Se podía haber dicho, en efecto, que París era libre, a juzgar por sus periódicos y por lo que se hablaba en las reuniones. El Cuerpo Legislativo se clausuró sin fijar fecha de apertura, después de una carta del emperador concediendo algunos menudos derechos a los diputados. Esto hacía que las voces de la calle se oyesen mucho más. Se consideraba al hombre de las Tullerías como moralmente acabado y físicamente quebrantado. Le Réveil, analizando su enfermedad, no le concedía más que tres años de vida; la emperatriz, la corte, los funcionarios, eran acribillados por flechazos mucho más agudos que los de La Lanterne de otro tiempo. Los mítines se orientaban hacia la política y en Belleville los hubo que fueron disueltos a sablazos. En las vallas de los nuevos edificios de las Tullerías, donde el contratista había mandado escribir: «Aquí no entra el público», una mano escribió: «Sí, algunas veces».

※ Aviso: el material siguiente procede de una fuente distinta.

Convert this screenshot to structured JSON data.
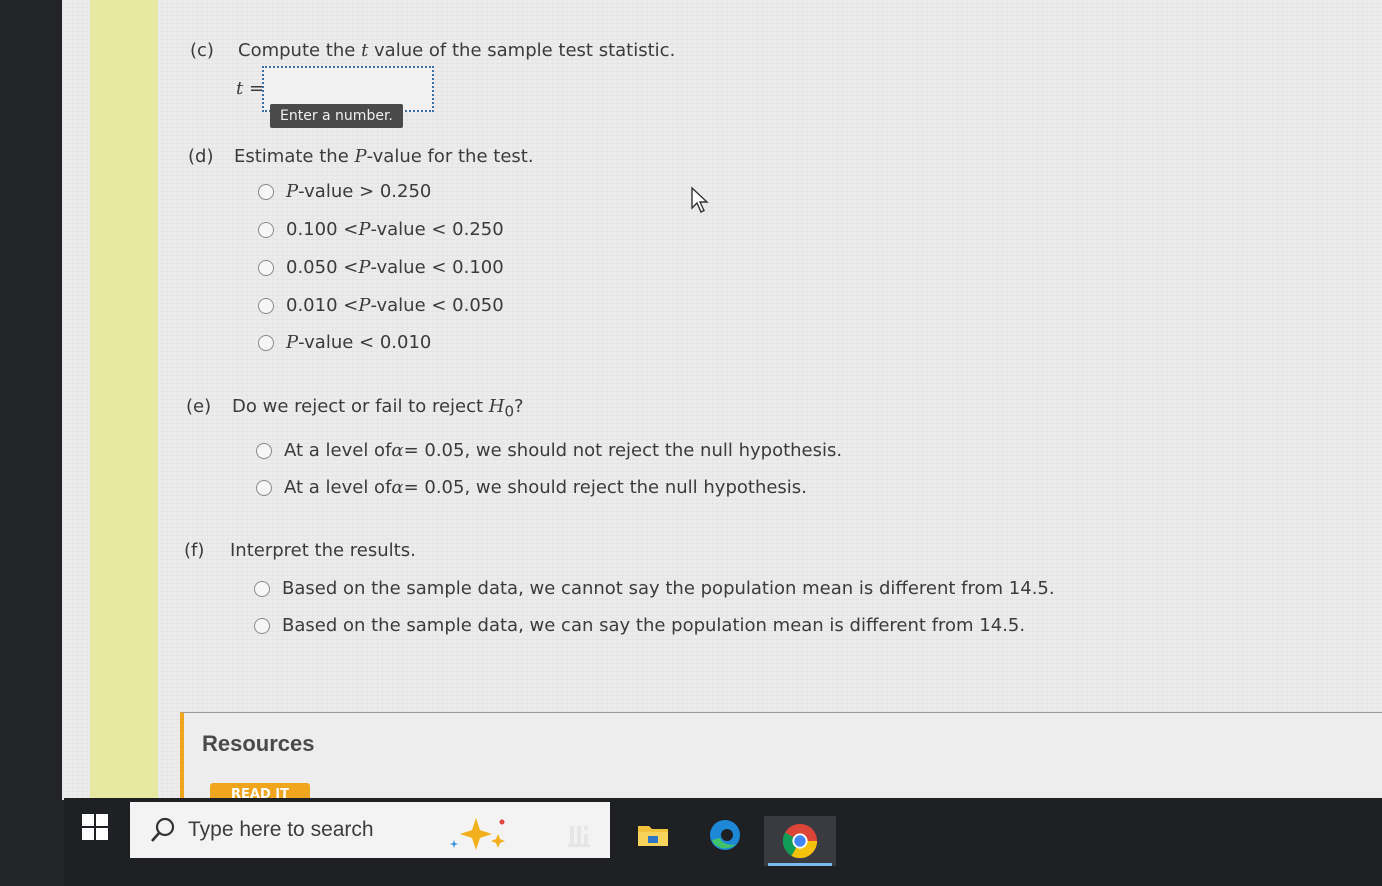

Los tribunales de justicia no funcionaban. Y como Rouher había sido mandado al Senado y los nuevos ministros eran desconocidos, se creyó en un nuevo régimen. Se aprovechaba cualquier ocasión para atacar. El emperador convocó al Cuerpo Legislativo para el 29 de noviembre. Un diputado de la izquierda, Kératry, se permite sugerir que debería convocarse el 26 de octubre, que había violado la Constitución, y que era preciso que los diputados fueran el 26 a la plaza de la Concordia a reconquistar, aunque sea a la fuerza, su sitio en el PalaisBourbon. La Réforme se apodera de la idea. Gambetta escribe desde Suiza: «¡Allí estaré!». Raspail y Bancel lo mismo. Jules Ferry declara que responderá al «insolente decreto».

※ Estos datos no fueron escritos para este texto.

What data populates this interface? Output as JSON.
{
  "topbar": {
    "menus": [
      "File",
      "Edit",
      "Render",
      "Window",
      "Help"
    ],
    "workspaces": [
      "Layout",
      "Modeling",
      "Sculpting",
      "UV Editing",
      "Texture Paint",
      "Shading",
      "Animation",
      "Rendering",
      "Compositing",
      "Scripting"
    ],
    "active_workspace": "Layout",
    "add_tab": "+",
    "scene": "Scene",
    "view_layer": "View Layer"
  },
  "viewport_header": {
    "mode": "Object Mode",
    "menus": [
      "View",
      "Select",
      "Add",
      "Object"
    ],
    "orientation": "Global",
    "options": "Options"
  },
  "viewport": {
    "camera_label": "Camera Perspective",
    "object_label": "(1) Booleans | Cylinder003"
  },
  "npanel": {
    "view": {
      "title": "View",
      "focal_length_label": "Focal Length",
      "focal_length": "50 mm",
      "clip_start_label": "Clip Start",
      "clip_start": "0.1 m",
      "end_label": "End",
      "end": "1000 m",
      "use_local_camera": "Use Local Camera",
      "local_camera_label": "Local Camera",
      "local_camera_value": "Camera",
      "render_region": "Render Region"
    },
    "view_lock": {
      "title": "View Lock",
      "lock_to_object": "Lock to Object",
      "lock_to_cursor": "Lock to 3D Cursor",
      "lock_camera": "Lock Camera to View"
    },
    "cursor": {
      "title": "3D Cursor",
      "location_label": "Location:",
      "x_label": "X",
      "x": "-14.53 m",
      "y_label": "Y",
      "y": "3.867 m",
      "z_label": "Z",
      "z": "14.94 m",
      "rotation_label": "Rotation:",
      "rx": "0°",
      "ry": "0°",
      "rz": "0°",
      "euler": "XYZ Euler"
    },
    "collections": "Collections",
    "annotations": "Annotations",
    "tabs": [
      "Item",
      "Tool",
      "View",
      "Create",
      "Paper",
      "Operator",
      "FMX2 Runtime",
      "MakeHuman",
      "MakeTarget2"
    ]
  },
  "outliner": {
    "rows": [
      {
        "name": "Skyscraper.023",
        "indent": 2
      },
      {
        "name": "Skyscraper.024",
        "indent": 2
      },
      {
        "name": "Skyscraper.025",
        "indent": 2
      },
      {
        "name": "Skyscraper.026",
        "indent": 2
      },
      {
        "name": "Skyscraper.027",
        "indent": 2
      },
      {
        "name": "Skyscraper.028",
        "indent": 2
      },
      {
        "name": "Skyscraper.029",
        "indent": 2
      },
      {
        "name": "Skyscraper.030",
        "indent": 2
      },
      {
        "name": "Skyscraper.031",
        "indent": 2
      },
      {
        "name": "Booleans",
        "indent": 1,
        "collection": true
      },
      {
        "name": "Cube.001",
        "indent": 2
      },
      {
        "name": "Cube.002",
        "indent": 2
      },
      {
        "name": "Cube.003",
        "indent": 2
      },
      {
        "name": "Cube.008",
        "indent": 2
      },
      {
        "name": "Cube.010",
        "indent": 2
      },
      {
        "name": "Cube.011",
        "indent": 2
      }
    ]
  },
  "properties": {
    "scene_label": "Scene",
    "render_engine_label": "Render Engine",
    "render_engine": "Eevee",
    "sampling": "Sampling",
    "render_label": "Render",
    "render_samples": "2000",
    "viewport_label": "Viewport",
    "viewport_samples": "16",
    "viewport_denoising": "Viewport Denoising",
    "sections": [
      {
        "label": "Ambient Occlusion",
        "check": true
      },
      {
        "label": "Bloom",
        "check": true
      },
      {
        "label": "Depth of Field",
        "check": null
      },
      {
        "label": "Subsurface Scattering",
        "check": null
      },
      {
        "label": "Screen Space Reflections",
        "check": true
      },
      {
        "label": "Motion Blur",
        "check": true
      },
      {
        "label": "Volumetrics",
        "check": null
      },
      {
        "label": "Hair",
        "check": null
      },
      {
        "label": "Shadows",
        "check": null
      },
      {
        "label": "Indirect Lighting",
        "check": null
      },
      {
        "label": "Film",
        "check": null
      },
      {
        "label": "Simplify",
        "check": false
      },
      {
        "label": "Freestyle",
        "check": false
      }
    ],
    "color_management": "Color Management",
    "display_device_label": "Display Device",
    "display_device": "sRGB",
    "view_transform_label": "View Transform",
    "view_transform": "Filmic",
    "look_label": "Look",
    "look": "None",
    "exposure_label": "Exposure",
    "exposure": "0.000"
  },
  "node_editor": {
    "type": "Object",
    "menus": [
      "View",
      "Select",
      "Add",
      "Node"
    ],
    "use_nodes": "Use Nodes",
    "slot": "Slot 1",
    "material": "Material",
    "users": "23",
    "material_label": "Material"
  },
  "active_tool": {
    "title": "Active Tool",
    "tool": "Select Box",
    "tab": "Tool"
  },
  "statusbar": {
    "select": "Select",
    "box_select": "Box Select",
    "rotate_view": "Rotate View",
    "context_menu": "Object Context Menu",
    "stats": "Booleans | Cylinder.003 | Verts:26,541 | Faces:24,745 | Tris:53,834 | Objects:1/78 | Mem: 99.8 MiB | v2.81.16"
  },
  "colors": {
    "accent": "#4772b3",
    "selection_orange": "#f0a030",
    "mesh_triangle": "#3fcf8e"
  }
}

El tiroteo de Aubin habla también de forma elocuente; el 8 de octubre, son muertos por las tropas catorce obreros huelguistas y heridos cincuenta más. París se caldea. El 26 puede convertirse en una jornada memorable; la izquierda se asusta y firma un manifiesto concienzudamente razonado para cubrir su retirada. Los hombres de vanguardia van a increparla para que explique esta doble actitud. Jules Simon, Ernest Picard, Pelletan, Jules Ferry, Bancel se dirigen a la convocatoria recusada por Jules Favre, Garnier-Pagés y otros que pretenden no depender más que de su conciencia. En la sala hay apenas doscientos militantes, jóvenes y viejos, escritores, oradores de reuniones públicas, obreros y socialistas conocidos. La presidencia recae en Millière, recientemente despedido por una gran compañía que no admite empleados socialistas. Los diputados dan un espectáculo lamentable, excepto Bancel, envuelto en sus palabrerías del 48, y Jules Simon, que conserva toda su sangre fría. Este último disculpa la ausencia de Gambetta, al que califica de «reserva para el porvenir», expone las razones estratégicas que hacen de la plaza de la Concordia un lugar peligroso y fustiga al Imperio, que finge ignorar que allí están todos para entablar su proceso. Les interrumpen, les recuerdan lo ocurrido en junio. Los diputados salieron llenos de un resentimiento que tuvieron que tragarse. No volvió a hablarse del 26 de octubre pero el gobierno hizo formidables preparativos, de los que se burló París como en el año anterior.